La trayectoria de Vic Moliner es admirable, imparable y creciente, aunque a menudo asuma un papel de retaguardia –como productor, compositor, bajista o contrabajista– que encaja bien con su propio carácter, reflexivo e introspectivo, y le ha hecho casi invisible entre el gran público. La apuesta por el catalán como lengua vehicular puede que también le haya restado alcance y trascendencia en otros rincones de la geografía española, pero la belleza de sus textos invita a aguzar el oído y activar nuestro amor por las lenguas cercanas, porque hay mucho y muy bueno que escucharle al artista de Banyoles.

 

Por todo ello, tiene algo de pequeño acontecimiento este Foc i endreces, en vista de que el prolífico músico gerundense anda ocupado en tantos frentes que no acostumbra a trabajar para sí mismo y erigirse en protagonista principal. Nos encontramos, de hecho, solo ante el segundo trabajo en solitario de Vic, una faceta que no activaba desde Ara (2016), si bien a la nómina podríamos agregar los dos trabajos –Un fràgil corall y Tocar l’horitzó– que había publicado entre 2012 y 2014 bajo la denominación de Verd i Blau. Habremos de confiar en que a partir de ahora Moliner encuentre más tiempo para sí mismo, porque la belleza de su canción intimista y de voz frágil y ultrasensible bien merece un espacio propio. Y nada como la delicadísima Bon dia, elocuente desde el propio título, para refrendarlo.

 

Endrecesla pieza inaugural, a ratos puede recordar en el desarrollo melódico de su estribillo a aquel Everybody wants to rule the world de Tears for Fears, una coincidencia seguramente casual e involuntaria, pero simpática: el timbre cálido y liviano en la voz de nuestro protagonista tampoco diverge mucho del Roland Orzabal.

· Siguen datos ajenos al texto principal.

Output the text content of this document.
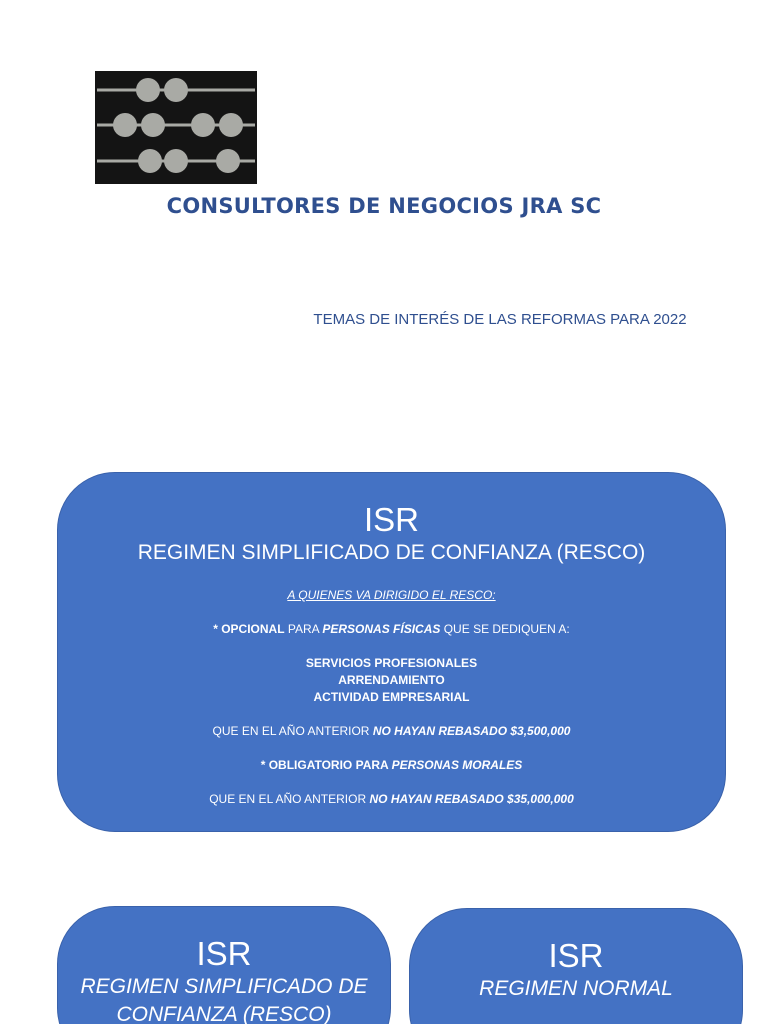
CONSULTORES DE NEGOCIOS JRA SC
TEMAS DE INTERÉS DE LAS REFORMAS PARA 2022
ISR
REGIMEN SIMPLIFICADO DE CONFIANZA (RESCO)
A QUIENES VA DIRIGIDO EL RESCO:
* OPCIONAL PARA PERSONAS FÍSICAS QUE SE DEDIQUEN A:
SERVICIOS PROFESIONALES
ARRENDAMIENTO
ACTIVIDAD EMPRESARIAL
QUE EN EL AÑO ANTERIOR NO HAYAN REBASADO $3,500,000
* OBLIGATORIO PARA PERSONAS MORALES
QUE EN EL AÑO ANTERIOR NO HAYAN REBASADO $35,000,000
ISR
REGIMEN SIMPLIFICADO DE CONFIANZA (RESCO)
ISR
REGIMEN NORMAL
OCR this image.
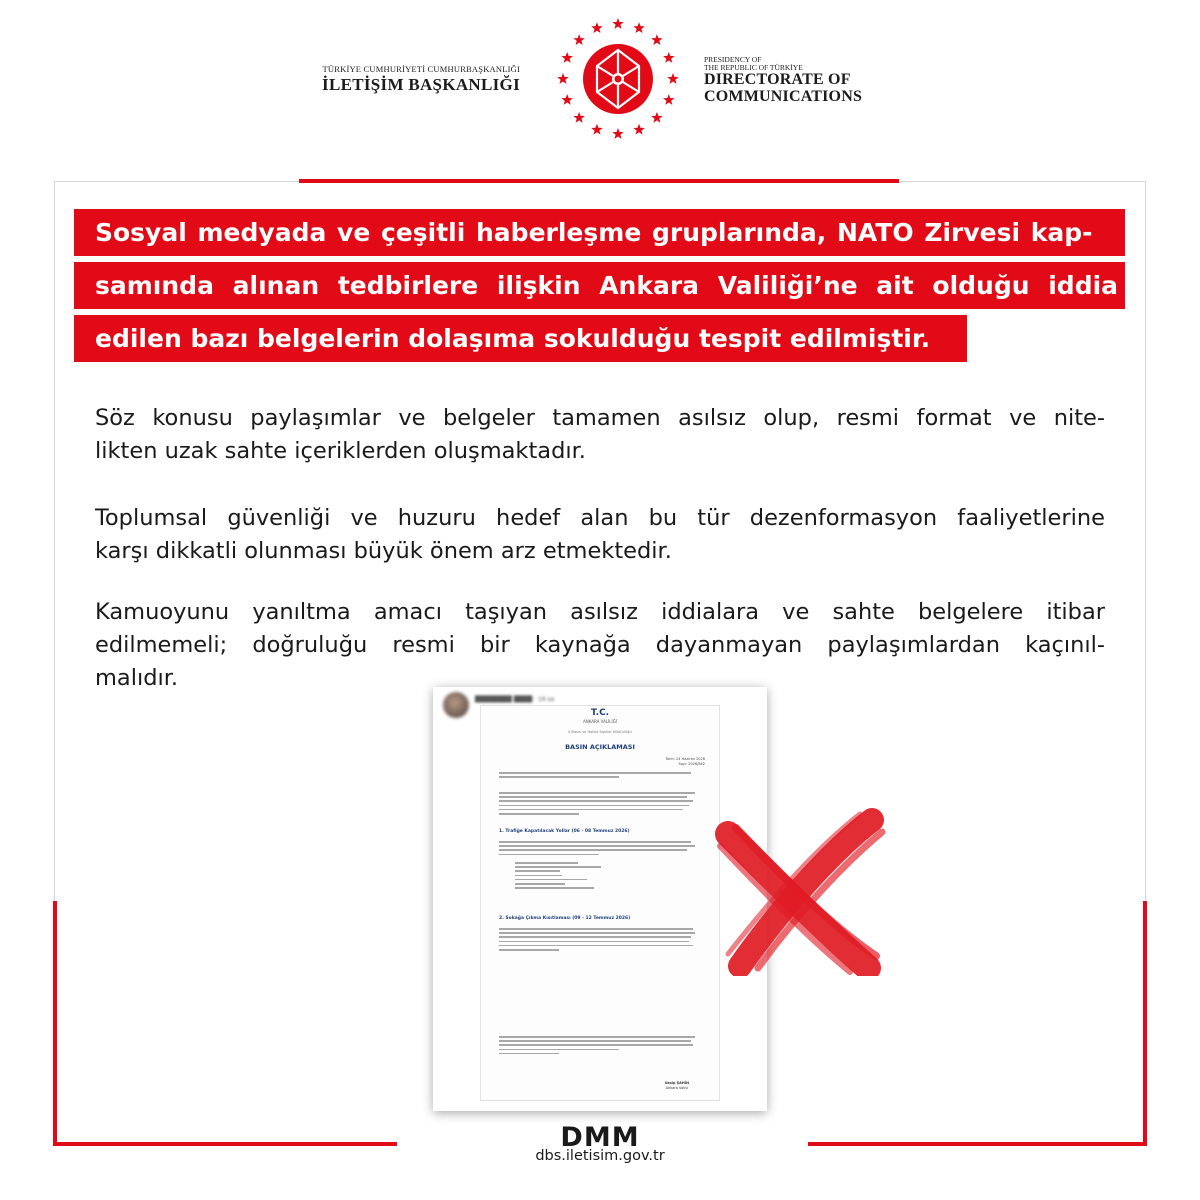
TÜRKİYE CUMHURİYETİ CUMHURBAŞKANLIĞI
İLETİŞİM BAŞKANLIĞI
PRESIDENCY OF
THE REPUBLIC OF TÜRKİYE
DIRECTORATE OF
COMMUNICATIONS
Sosyal medyada ve çeşitli haberleşme gruplarında, NATO Zirvesi kap-
samında alınan tedbirlere ilişkin Ankara Valiliği’ne ait olduğu iddia
edilen bazı belgelerin dolaşıma sokulduğu tespit edilmiştir.
Söz konusu paylaşımlar ve belgeler tamamen asılsız olup, resmi format ve nite-
likten uzak sahte içeriklerden oluşmaktadır.
Toplumsal güvenliği ve huzuru hedef alan bu tür dezenformasyon faaliyetlerine
karşı dikkatli olunması büyük önem arz etmektedir.
Kamuoyunu yanıltma amacı taşıyan asılsız iddialara ve sahte belgelere itibar
edilmemeli; doğruluğu resmi bir kaynağa dayanmayan paylaşımlardan kaçınıl-
malıdır.
████████ ████ · 16 sa
T.C.
ANKARA VALİLİĞİ
İl Basın ve Halkla İlişkiler Müdürlüğü
BASIN AÇIKLAMASI
Tarih: 24 Haziran 2026
Sayı: 2026/842
1. Trafiğe Kapatılacak Yollar (06 - 08 Temmuz 2026)
2. Sokağa Çıkma Kısıtlaması (09 - 12 Temmuz 2026)
Vasip ŞAHİN
Ankara Valisi
DMM
dbs.iletisim.gov.tr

Es una buena manera de asentar los cimientos de un álbum profundamente poético (tanto Corrim como Suite son, de hecho, poemas recitados) en la que el intimismo encierra al tiempo lucidez, empatía y sentimiento crítico hacia una sociedad que se ha vuelto hostil y disfuncional.

 

Artesà concede un espacio preponderante a los sintetizadores, lo que acentúa una dimensión lánguida y evocadora no muy alejada de los presupuestos estéticos del dream pop. Representa todo un ejemplo, además, del dominio armónico de Moliner, muy alejado del viejo esquema de la “típica canción de tres acordes” y siempre propenso a la inflexión inesperada. Son las ventajas de escribir pop a partir de una estructura mental familiarizada con el universo jazzístico: no sería disparatado, por ejemplo, imaginarse a Salvador Sobral como coautor de la hermosa Precipici –con un estallido absolutamente impredecible de guitarra eléctrica en su segunda parte–, y la sola mención del portugués nos hace fantasear con una alianza de la que saltarían chiribitas creativas interesantísimas.

 

A Vic le relacionábamos sobre todo con sus trabajos como subalterno de Clara Peya (ha producido los seis últimos discos de la pianista de Palafrugell) y de la coruñesa Guadi Galego, además de su tándem casi indisociable con el guitarrista Pau Brugada, también mano derecha y escudero principal para este Foc i endreces. Un álbum precioso que desemboca en un capítulo final, La utopia inevitable, animoso, contagioso y pleno de luz: toda una metáfora de cómo el poder purificador del fuego acaba por renovar mentes, ánimos y conciencias. Buena falta nos hace.